Scarlet_Buckeye;1740165 wrote:Not really. I may take a lot of shit for this, but I'd rather work with an American than some foreigner who - if I can't pronounce his/her name - I'm probably going to have a harder time understanding them. Why do you think all these call centers give their staff "American sounding names" like "James" when their real names are like "Sanja".
It's a matter of risk/reward. I would gladly accept a lower risk (i.e., hiring an American sounding name) than risk hiring some foreign sounding name (that runs a higher risk of not being able to communicate effectively with).

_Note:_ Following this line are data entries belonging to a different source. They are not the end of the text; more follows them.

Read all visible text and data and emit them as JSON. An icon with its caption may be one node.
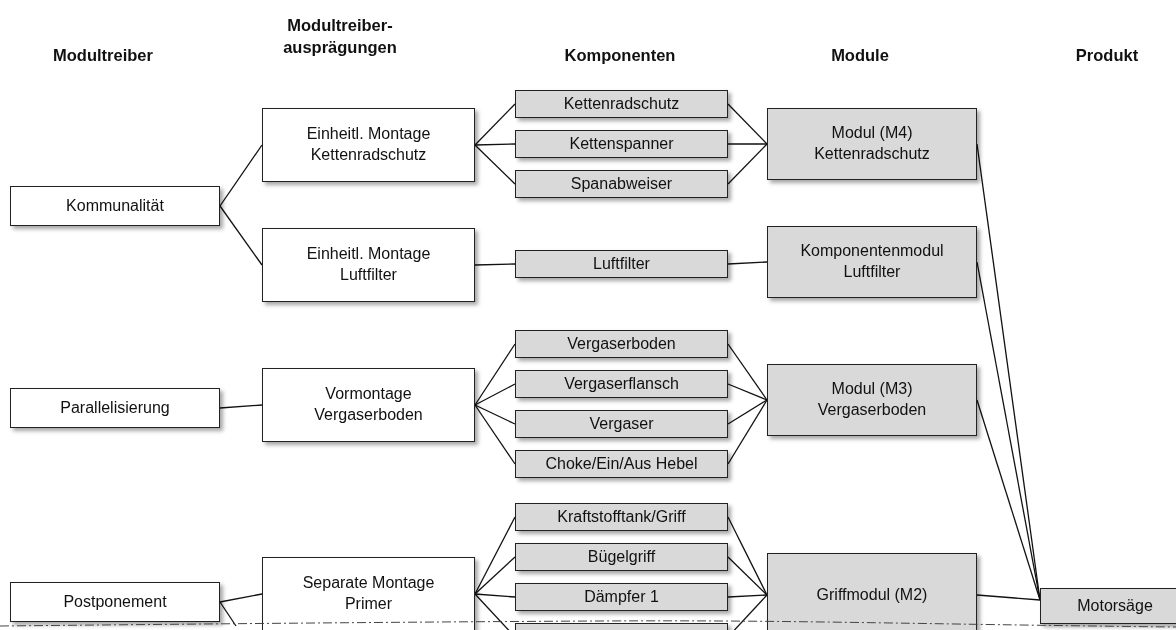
{
  "diagram": {
    "nodes": [
      {
        "text": [
          "Kommunalität"
        ]
      },
      {
        "text": [
          "Einheitl. Montage Kettenradschutz"
        ]
      },
      {
        "text": [
          "Kettenradschutz"
        ]
      },
      {
        "text": [
          "Kettenspanner"
        ]
      },
      {
        "text": [
          "Spanabweiser"
        ]
      },
      {
        "text": [
          "Modul (M4) Kettenradschutz"
        ]
      },
      {
        "text": [
          "Einheitl. Montage Luftfilter"
        ]
      },
      {
        "text": [
          "Luftfilter"
        ]
      },
      {
        "text": [
          "Komponentenmodul Luftfilter"
        ]
      },
      {
        "text": [
          "Parallelisierung"
        ]
      },
      {
        "text": [
          "Vormontage Vergaserboden"
        ]
      },
      {
        "text": [
          "Vergaserboden"
        ]
      },
      {
        "text": [
          "Vergaserflansch"
        ]
      },
      {
        "text": [
          "Vergaser"
        ]
      },
      {
        "text": [
          "Choke/Ein/Aus Hebel"
        ]
      },
      {
        "text": [
          "Modul (M3) Vergaserboden"
        ]
      },
      {
        "text": [
          "Postponement"
        ]
      },
      {
        "text": [
          "Separate Montage Primer"
        ]
      },
      {
        "text": [
          "Kraftstofftank/Griff"
        ]
      },
      {
        "text": [
          "Bügelgriff"
        ]
      },
      {
        "text": [
          "Dämpfer 1"
        ]
      },
      {
        "text": [],
        "shape": "box"
      },
      {
        "text": [
          "Griffmodul (M2)"
        ]
      },
      {
        "text": [
          "Motorsäge"
        ]
      }
    ],
    "edges": [
      {
        "from": 0,
        "to": 1,
        "arrow": "none"
      },
      {
        "from": 0,
        "to": 6,
        "arrow": "none"
      },
      {
        "from": 1,
        "to": 2,
        "arrow": "none"
      },
      {
        "from": 1,
        "to": 3,
        "arrow": "none"
      },
      {
        "from": 1,
        "to": 4,
        "arrow": "none"
      },
      {
        "from": 2,
        "to": 5,
        "arrow": "none"
      },
      {
        "from": 3,
        "to": 5,
        "arrow": "none"
      },
      {
        "from": 4,
        "to": 5,
        "arrow": "none"
      },
      {
        "from": 6,
        "to": 7,
        "arrow": "none"
      },
      {
        "from": 7,
        "to": 8,
        "arrow": "none"
      },
      {
        "from": 9,
        "to": 10,
        "arrow": "none"
      },
      {
        "from": 10,
        "to": 11,
        "arrow": "none"
      },
      {
        "from": 10,
        "to": 12,
        "arrow": "none"
      },
      {
        "from": 10,
        "to": 13,
        "arrow": "none"
      },
      {
        "from": 10,
        "to": 14,
        "arrow": "none"
      },
      {
        "from": 11,
        "to": 15,
        "arrow": "none"
      },
      {
        "from": 12,
        "to": 15,
        "arrow": "none"
      },
      {
        "from": 13,
        "to": 15,
        "arrow": "none"
      },
      {
        "from": 14,
        "to": 15,
        "arrow": "none"
      },
      {
        "from": 16,
        "to": 17,
        "arrow": "none"
      },
      {
        "from": 16,
        "to": null,
        "arrow": "none"
      },
      {
        "from": 17,
        "to": 18,
        "arrow": "none"
      },
      {
        "from": 17,
        "to": 19,
        "arrow": "none"
      },
      {
        "from": 17,
        "to": 20,
        "arrow": "none"
      },
      {
        "from": 17,
        "to": 21,
        "arrow": "none"
      },
      {
        "from": 18,
        "to": 22,
        "arrow": "none"
      },
      {
        "from": 19,
        "to": 22,
        "arrow": "none"
      },
      {
        "from": 20,
        "to": 22,
        "arrow": "none"
      },
      {
        "from": 21,
        "to": 22,
        "arrow": "none"
      },
      {
        "from": 5,
        "to": 23,
        "arrow": "none"
      },
      {
        "from": 8,
        "to": 23,
        "arrow": "none"
      },
      {
        "from": 15,
        "to": 23,
        "arrow": "none"
      },
      {
        "from": 22,
        "to": 23,
        "arrow": "none"
      }
    ],
    "labels": [
      "Modultreiber",
      "Modultreiber- ausprägungen",
      "Komponenten",
      "Module",
      "Produkt"
    ]
  }
}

Again... I don't have to ask them how to pronounce it... If *I* can't read it and pronounce it myself, then I know there's a pretty good chance we're getting off to a bad start and there's a decent chance we're going to have communication issues.
I would agree with your notion that having difficulty understanding someone would most certainly be counter-productive. However, having a name that appears difficult to pronounce doesn't necessitate that the person is a foreigner, and even if he/she is, it doesn't preclude them from being able to speak competent English without an accent.
For example, I've worked with three different people who were born in South Africa. All three have moved to the US. Two of them have names I mispronounced when I first met them. All three spoke competent English (two of them spoke it better than most Americans I know), and none of them had much of an accent (one sounded a little European ... maybe French ... but it was faint).
Now, if they'd shown up speaking (and/or understanding) English at an incompetent level, that would have been bad for business, but given the diversity that exists within the US, and given the number of people who maintain elements of their ethnic origins, it's not unreasonable to even find a US citizen, born and raised, with a name that sounds as though it originated in a country that speaks a vastly different language.
If it were a more necessary decision to make early on, I could see it as a necessary evil, but again, it seems superfluous to make a judgment about a person's competence or business acumen based solely on a name their parents gave them at birth.